The unusual £1 million clock is an homage to John Harrison

Sep 16, 2008 06:19 GMT  ·  By

John Harrison is said to have been the greatest clockmaker in the world. It took him 36 years to build a clock and he was still adjusting it when he died at the age of 83. Dr. John Taylor followed his example and developed a handless clock that would decorate the exterior of Corpus Christi College in Cambridge.

 

Its inventor, who studied there, invested £1 million of his own money for the endeavor and it took him 5 years to complete it. The "grasshopper escapement," one of Harrison’s many inventions, is what Taylor used for his own clock. This refers to transferring rotational motion (used for hands) to a pendulum. Taylor opened up Harrison's invention and took a glance inside, in order to understand and mimic the way it worked. For his own creation, he adapted the hidden 35 mm escape wheel to a 1.5 m across one visible from the outside. This is the biggest Grasshopper escapement used for a clock.

 

The device is powered by an electric motor and, although it has no hands or digital numbers, it does have "a new way to show time, with light," as its creator says. It is provided with a series of slits on its time-showing surface, under which there is a corresponding number of LEDs and lenses.
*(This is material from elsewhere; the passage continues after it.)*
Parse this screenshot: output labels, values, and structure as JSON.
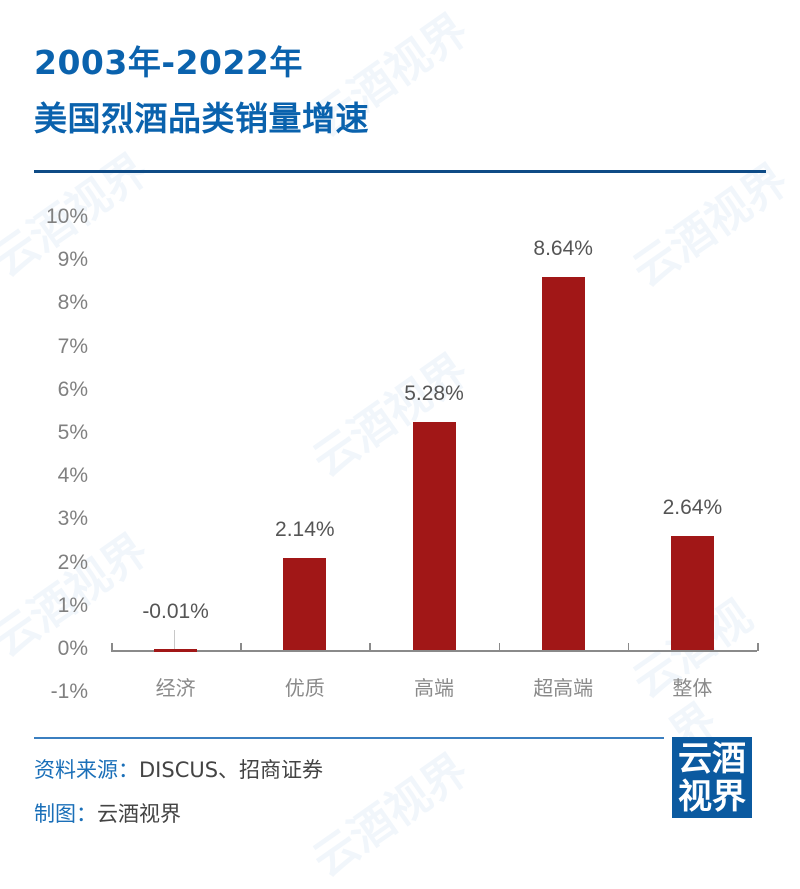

This way, as the escape wheel moves, rapid lights, which are mechanically controlled, travel in concentric circles, stopping at the appropriate hour and minute. The power that animates the clock is less than the one used by 3 bulbs of 60 watt, while its 5 ft (1.5 m) round surface was developed out of stainless steel and its mouldings were shaped by accurate underwater explosions.

 

Prof. Stephen Hawking, one of the world's greatest cosmologists and prodigious author of many books that made physics more popular (among which is the global bestseller "A Brief History of Time") will unveil the clock on September 19th.